I am emergently typing this blog, because my wife is telling her side of the story on her blog, and I’m sure there are some problems with her version. So here’s the true version of a very unfortunate situation Friday night last.
I am a runner. I bike because it is 1/3 of a triathlon. That is the only reason. So for the last 10 years, I have run around Lake Phalen 6-7 days a week. It takes me 35-36min depending on the day. It is 4.37 miles. I can run around it with a blindfold on. There are two giant hills on the route. Both of which I avoid by moving over to the biking path which takes the low road. I hate hills. Never, in 10 years, over 3,000 trips around the lake with my running shoes, has anyone pissed me off. That is, until last Friday when I was running with Jessie around the lake.
18min into the run, Jessie and I approach hill #1 and move onto the biking path. A couple comes up behind us and says “Passing on your left x 2,” and we move over. They fly by. Somewhat of an unusual sight around Lake Phalen, I must say. The paths are usually full of little chubby kids on Big Wheels, a grown man carrying a monkey in a twins uniform on his shoulder, lots of runners, lots of Hmong families walking 4 abreast, but rarely a professional biker.
24min into the run, hill #2 arrives, and we move to the biking trail with the other 50 people walking on the biking trail. In my rear-view ear, I hear “On your lefffffffffffft.” No need to move over, as we are already single file on the right side of the biking path that is 8 ft. wide. The bikers who passed us on hill #1 passed again, but this time there was an added “This is a bike trail!” I was not in the best mood, and said, “Hey, if it is such a problem, get on the street where you have a private bike lane painted.” At the end of the hill, the guy parked his bike in the middle of the path, and clipped out. Stood there waiting for me to arrive. Jessie said, “Oh shit” and moved over to the running path. I continued on the bike path to see what this professional biker wanted to tell me. He started yelling at me. I yelled back at him and told him to go a lot of different places. I explained to him that there are 2 spots we jump onto the bike path with the other 400 people not on bikes walking around Phalen. I also told him that the only law on the bike paths is a bike speed limit of 10 mph, which he and his wife were well over. He asked me a strange question, “Are you a bike?” I said, “Yes,” and this made him confused I think. He was in my face, but I didn’t punch him.

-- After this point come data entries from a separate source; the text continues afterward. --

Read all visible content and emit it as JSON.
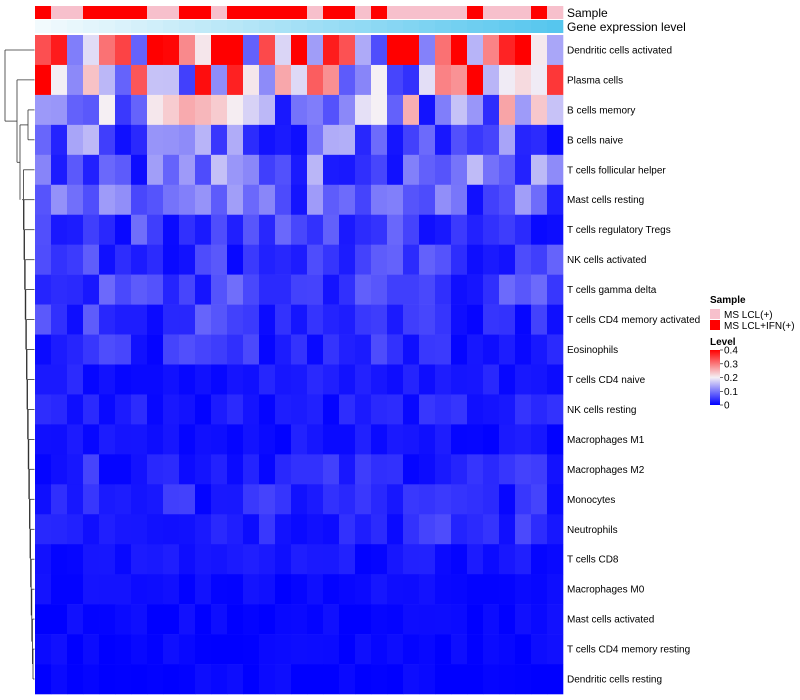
{
  "chart_data": {
    "type": "heatmap",
    "annotation_tracks": [
      {
        "name": "Sample",
        "label": "Sample"
      },
      {
        "name": "Gene expression level",
        "label": "Gene expression level"
      }
    ],
    "sample_groups": [
      {
        "name": "MS LCL(+)",
        "color": "#f7c0cc"
      },
      {
        "name": "MS LCL+IFN(+)",
        "color": "#ff0000"
      }
    ],
    "sample_annotation": [
      1,
      0,
      0,
      1,
      1,
      1,
      1,
      0,
      0,
      1,
      1,
      0,
      1,
      1,
      1,
      1,
      1,
      0,
      1,
      1,
      0,
      1,
      0,
      0,
      0,
      0,
      0,
      1,
      0,
      0,
      0,
      1,
      0
    ],
    "expression_gradient": {
      "from": "#f2fafd",
      "to": "#56c6ee"
    },
    "rows": [
      "Dendritic cells activated",
      "Plasma cells",
      "B cells memory",
      "B cells naive",
      "T cells follicular helper",
      "Mast cells resting",
      "T cells regulatory  Tregs",
      "NK cells activated",
      "T cells gamma delta",
      "T cells CD4 memory activated",
      "Eosinophils",
      "T cells CD4 naive",
      "NK cells resting",
      "Macrophages M1",
      "Macrophages M2",
      "Monocytes",
      "Neutrophils",
      "T cells CD8",
      "Macrophages M0",
      "Mast cells activated",
      "T cells CD4 memory resting",
      "Dendritic cells resting"
    ],
    "row_means": [
      0.34,
      0.22,
      0.14,
      0.09,
      0.09,
      0.07,
      0.05,
      0.045,
      0.05,
      0.045,
      0.035,
      0.02,
      0.025,
      0.015,
      0.03,
      0.03,
      0.035,
      0.015,
      0.01,
      0.005,
      0.005,
      0.002
    ],
    "n_columns": 33,
    "color_scale": {
      "title": "Level",
      "min": 0,
      "max": 0.4,
      "ticks": [
        "0.4",
        "0.3",
        "0.2",
        "0.1",
        "0"
      ],
      "tick_values": [
        0.4,
        0.3,
        0.2,
        0.1,
        0
      ],
      "low": "#0000ff",
      "mid": "#f5f0f5",
      "high": "#ff0000",
      "mid_value": 0.2
    },
    "legend": {
      "sample_title": "Sample",
      "level_title": "Level",
      "placement": "right"
    }
  }
}
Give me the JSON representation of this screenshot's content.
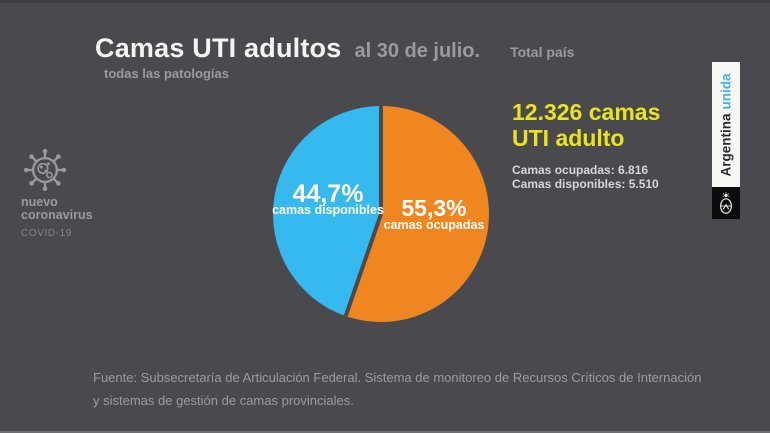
{
  "page": {
    "background_color": "#4a4a4e"
  },
  "header": {
    "title": "Camas UTI adultos",
    "date": "al 30 de julio.",
    "scope": "Total país",
    "subtitle": "todas las patologías"
  },
  "covid_badge": {
    "icon": "coronavirus-icon",
    "line1": "nuevo",
    "line2": "coronavirus",
    "line3": "COVID-19"
  },
  "chart_data": {
    "type": "pie",
    "title": "Camas UTI adultos al 30 de julio. Total país - todas las patologías",
    "start_angle_deg": -90,
    "direction": "clockwise",
    "separator_color": "#4a4a4e",
    "legend_position": "inside",
    "slices": [
      {
        "label": "camas ocupadas",
        "percent_label": "55,3%",
        "value": 55.3,
        "count": 6816,
        "color": "#f0861f"
      },
      {
        "label": "camas disponibles",
        "percent_label": "44,7%",
        "value": 44.7,
        "count": 5510,
        "color": "#35b9ee"
      }
    ]
  },
  "summary": {
    "total_line1": "12.326 camas",
    "total_line2": "UTI adulto",
    "occupied": "Camas ocupadas: 6.816",
    "available": "Camas disponibles: 5.510",
    "accent_color": "#e9e41d"
  },
  "brand": {
    "name_dark": "Argentina",
    "name_blue": "unida",
    "emblem": "argentina-coat-of-arms",
    "blue_color": "#45b3e7"
  },
  "source": {
    "line1": "Fuente: Subsecretaría de Articulación Federal. Sistema de monitoreo de Recursos Críticos de Internación",
    "line2": "y sistemas de gestión de camas provinciales."
  }
}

Jessie was getting worried across on the walking path and started yelling, “Stop it you guys, lets go.” I turned and started to walk away with a few more words for the professional biker, and he decided that he was going to pull a move off of page #5 from the 6th graders handbook for girl fights. He tried to trip me with his bike shoe as I walked away. Yes, the trip move. Unsuccessful. But this really pissed Jessie off, who all of a sudden comes running over and starts calling the guy an as**ol! for “getting physical” as she called it. He asked her if she could read. Jessie didn’t reply.

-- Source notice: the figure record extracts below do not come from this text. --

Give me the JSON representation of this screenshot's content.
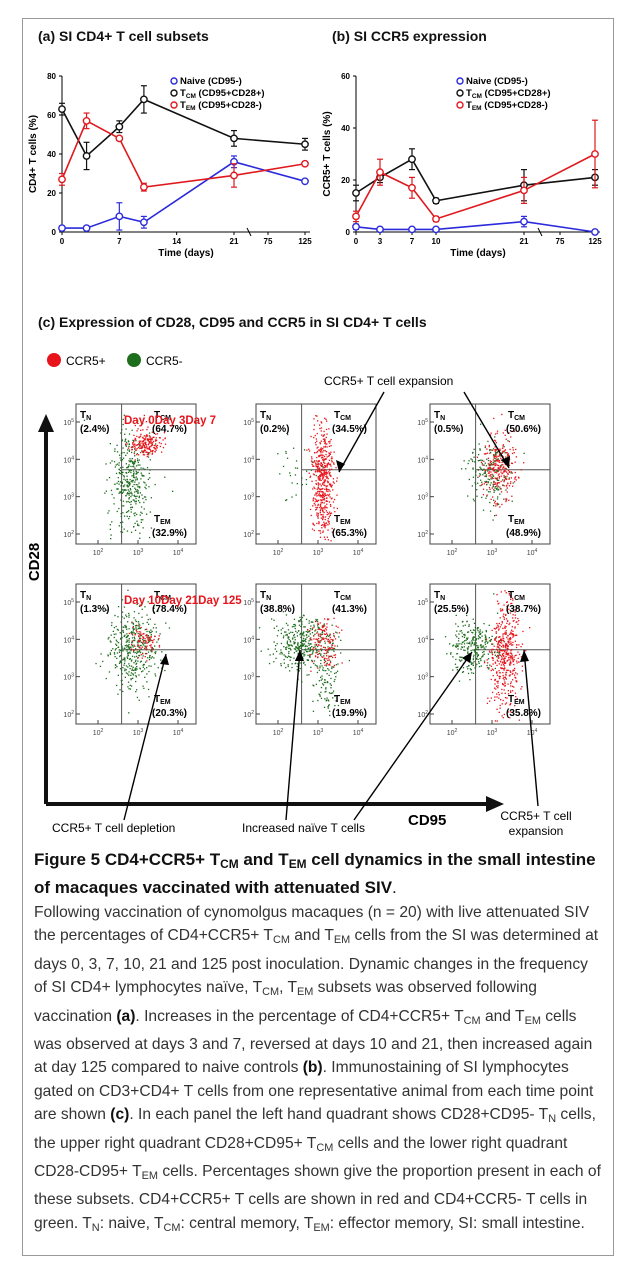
{
  "panel_a": {
    "title": "(a) SI CD4+ T cell subsets"
  },
  "panel_b": {
    "title": "(b) SI CCR5 expression"
  },
  "panel_c": {
    "title": "(c) Expression of CD28, CD95 and CCR5 in SI CD4+ T cells",
    "legend": [
      {
        "label": "CCR5+",
        "color": "#e8141b"
      },
      {
        "label": "CCR5-",
        "color": "#1d6e1d"
      }
    ],
    "y_axis_label": "CD28",
    "x_axis_label": "CD95",
    "day_labels_top": "Day 0Day 3Day 7",
    "day_labels_bottom": "Day 10Day 21Day 125",
    "annotations": {
      "expansion_top": "CCR5+ T cell expansion",
      "depletion": "CCR5+ T cell depletion",
      "naive": "Increased naïve T cells",
      "expansion_bottom_1": "CCR5+ T cell",
      "expansion_bottom_2": "expansion"
    },
    "quadrant_labels": {
      "tn": "T",
      "tn_sub": "N",
      "tcm": "T",
      "tcm_sub": "CM",
      "tem": "T",
      "tem_sub": "EM"
    },
    "plots": [
      {
        "day": "0",
        "tn": "(2.4%)",
        "tcm": "(64.7%)",
        "tem": "(32.9%)"
      },
      {
        "day": "3",
        "tn": "(0.2%)",
        "tcm": "(34.5%)",
        "tem": "(65.3%)"
      },
      {
        "day": "7",
        "tn": "(0.5%)",
        "tcm": "(50.6%)",
        "tem": "(48.9%)"
      },
      {
        "day": "10",
        "tn": "(1.3%)",
        "tcm": "(78.4%)",
        "tem": "(20.3%)"
      },
      {
        "day": "21",
        "tn": "(38.8%)",
        "tcm": "(41.3%)",
        "tem": "(19.9%)"
      },
      {
        "day": "125",
        "tn": "(25.5%)",
        "tcm": "(38.7%)",
        "tem": "(35.8%)"
      }
    ],
    "ytick_labels": [
      "10",
      "10",
      "10",
      "10"
    ],
    "ytick_exps": [
      "5",
      "4",
      "3",
      "2"
    ],
    "xtick_labels": [
      "10",
      "10",
      "10"
    ],
    "xtick_exps": [
      "2",
      "3",
      "4"
    ]
  },
  "caption": {
    "figure_label": "Figure 5",
    "title_part1": "CD4+CCR5+ T",
    "title_sub1": "CM",
    "title_part2": " and T",
    "title_sub2": "EM",
    "title_part3": " cell dynamics in the small intestine of macaques vaccinated with attenuated SIV",
    "title_end": ".",
    "body": [
      {
        "t": "Following vaccination of cynomolgus macaques (n = 20) with live attenuated SIV the percentages of CD4+CCR5+ T"
      },
      {
        "s": "CM"
      },
      {
        "t": " and T"
      },
      {
        "s": "EM"
      },
      {
        "t": " cells from the SI was determined at days 0, 3, 7, 10, 21 and 125 post inoculation. Dynamic changes in the frequency of SI CD4+ lymphocytes naïve, T"
      },
      {
        "s": "CM"
      },
      {
        "t": ", T"
      },
      {
        "s": "EM"
      },
      {
        "t": " subsets was observed following vaccination "
      },
      {
        "b": "(a)"
      },
      {
        "t": ". Increases in the percentage of CD4+CCR5+ T"
      },
      {
        "s": "CM"
      },
      {
        "t": " and T"
      },
      {
        "s": "EM"
      },
      {
        "t": " cells was observed at days 3 and 7, reversed at days 10 and 21, then increased again at day 125 compared to naive controls "
      },
      {
        "b": "(b)"
      },
      {
        "t": ". Immunostaining of SI lymphocytes gated on CD3+CD4+ T cells from one representative animal from each time point are shown "
      },
      {
        "b": "(c)"
      },
      {
        "t": ". In each panel the left hand quadrant shows CD28+CD95- T"
      },
      {
        "s": "N"
      },
      {
        "t": " cells, the upper right quadrant CD28+CD95+ T"
      },
      {
        "s": "CM"
      },
      {
        "t": " cells and the lower right quadrant CD28-CD95+ T"
      },
      {
        "s": "EM"
      },
      {
        "t": " cells. Percentages shown give the proportion present in each of these subsets. CD4+CCR5+ T cells are shown in red and CD4+CCR5- T cells in green. T"
      },
      {
        "s": "N"
      },
      {
        "t": ": naive, T"
      },
      {
        "s": "CM"
      },
      {
        "t": ": central memory, T"
      },
      {
        "s": "EM"
      },
      {
        "t": ": effector memory, SI: small intestine."
      }
    ]
  },
  "chart_data": [
    {
      "type": "line",
      "xlabel": "Time (days)",
      "ylabel": "CD4+ T cells (%)",
      "ylim": [
        0,
        80
      ],
      "yticks": [
        0,
        20,
        40,
        60,
        80
      ],
      "xticks": [
        "0",
        "7",
        "14",
        "21",
        "75",
        "125"
      ],
      "x": [
        0,
        3,
        7,
        10,
        21,
        125
      ],
      "series": [
        {
          "name": "Naive (CD95-)",
          "name_prefix": "",
          "name_sub": "",
          "name_suffix": "Naive (CD95-)",
          "color": "#2b2bdd",
          "values": [
            2,
            2,
            8,
            5,
            36,
            26
          ],
          "err": [
            1,
            1,
            7,
            3,
            3,
            1
          ]
        },
        {
          "name": "TCM (CD95+CD28+)",
          "name_prefix": "T",
          "name_sub": "CM",
          "name_suffix": " (CD95+CD28+)",
          "color": "#111111",
          "values": [
            63,
            39,
            54,
            68,
            48,
            45
          ],
          "err": [
            3,
            7,
            3,
            7,
            4,
            3
          ]
        },
        {
          "name": "TEM (CD95+CD28-)",
          "name_prefix": "T",
          "name_sub": "EM",
          "name_suffix": " (CD95+CD28-)",
          "color": "#e0191e",
          "values": [
            27,
            57,
            48,
            23,
            29,
            35
          ],
          "err": [
            3,
            4,
            1,
            2,
            6,
            1
          ]
        }
      ]
    },
    {
      "type": "line",
      "xlabel": "Time (days)",
      "ylabel": "CCR5+ T cells (%)",
      "ylim": [
        0,
        60
      ],
      "yticks": [
        0,
        20,
        40,
        60
      ],
      "xticks": [
        "0",
        "3",
        "7",
        "10",
        "21",
        "75",
        "125"
      ],
      "x": [
        0,
        3,
        7,
        10,
        21,
        125
      ],
      "series": [
        {
          "name": "Naive (CD95-)",
          "name_prefix": "",
          "name_sub": "",
          "name_suffix": "Naive (CD95-)",
          "color": "#2b2bdd",
          "values": [
            2,
            1,
            1,
            1,
            4,
            0
          ],
          "err": [
            1,
            0.5,
            0.5,
            0.5,
            2,
            0.5
          ]
        },
        {
          "name": "TCM (CD95+CD28+)",
          "name_prefix": "T",
          "name_sub": "CM",
          "name_suffix": " (CD95+CD28+)",
          "color": "#111111",
          "values": [
            15,
            21,
            28,
            12,
            18,
            21
          ],
          "err": [
            3,
            2,
            4,
            1,
            6,
            3
          ]
        },
        {
          "name": "TEM (CD95+CD28-)",
          "name_prefix": "T",
          "name_sub": "EM",
          "name_suffix": " (CD95+CD28-)",
          "color": "#e0191e",
          "values": [
            6,
            23,
            17,
            5,
            16,
            30
          ],
          "err": [
            2,
            5,
            4,
            1,
            5,
            13
          ]
        }
      ]
    }
  ]
}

Then he started to walk towards me again. His wife, who was standing off her bike up ahead yelled at him to stop. At that moment, Jessie looked at his wife and realized that it was a professor in her department at the U of M. Awesome. We very quickly all realized that this needed to stop, and they rode away and we ran on the running path again. I think he realized that his question about whether Jessie could read was not appropriate for someone finishing their PhD in literacy education in his wife’s department. Area of altercation with blood red star in map below.
30min into the run, we see them waiting on the path ahead with their helmets off standing next to their bikes. They had checkered flags waving as we ran towards them. We were either going to fight, old-school, or they were apologizing. I was secretly hoping for the former. They apologized, made small talk, shook my hand, etc. I was not impressed, but can be very collegial if I need to be. And I really needed to be for Jessie’s sake. All I was thinking the whole time was that it was a good thing he hadn’t successfully tripped me because I would have given Jessie’s professor’s husband a broken nose back there.
It was their first time riding around Lake Phalen. I think they realized that it isn’t a spot to go on a Friday night for a smooth bike ride on the path if you want to go fast like real professionals do. Maybe this will be their last trip around Lake Phalen. He told me he didn’t want to be one of those guys that “gives bikers a bad name.” It was the first time they had been bike riding as they got their bikes the day before from the store. I’d say that’s a bad way to start out your professional bike-riding career if you don’t want to be “one of those bikers.”
My lesson…Never get into a fight with someone until you verify with your wife that the guy is not the husband of one of her professors. Sub lesson: this guy is a major as**ol! Sub-sub lesson: I have good restraint because every person I’ve told this story to would have punched the guy after the 6th grader trip move. Last lesson: don’t fight while exercising, it is stupid and throws off your pace.
Love your comment about the 6th grade girl fight move. Because if I'm ever in a fight, that's totally what I would do... and pull hair.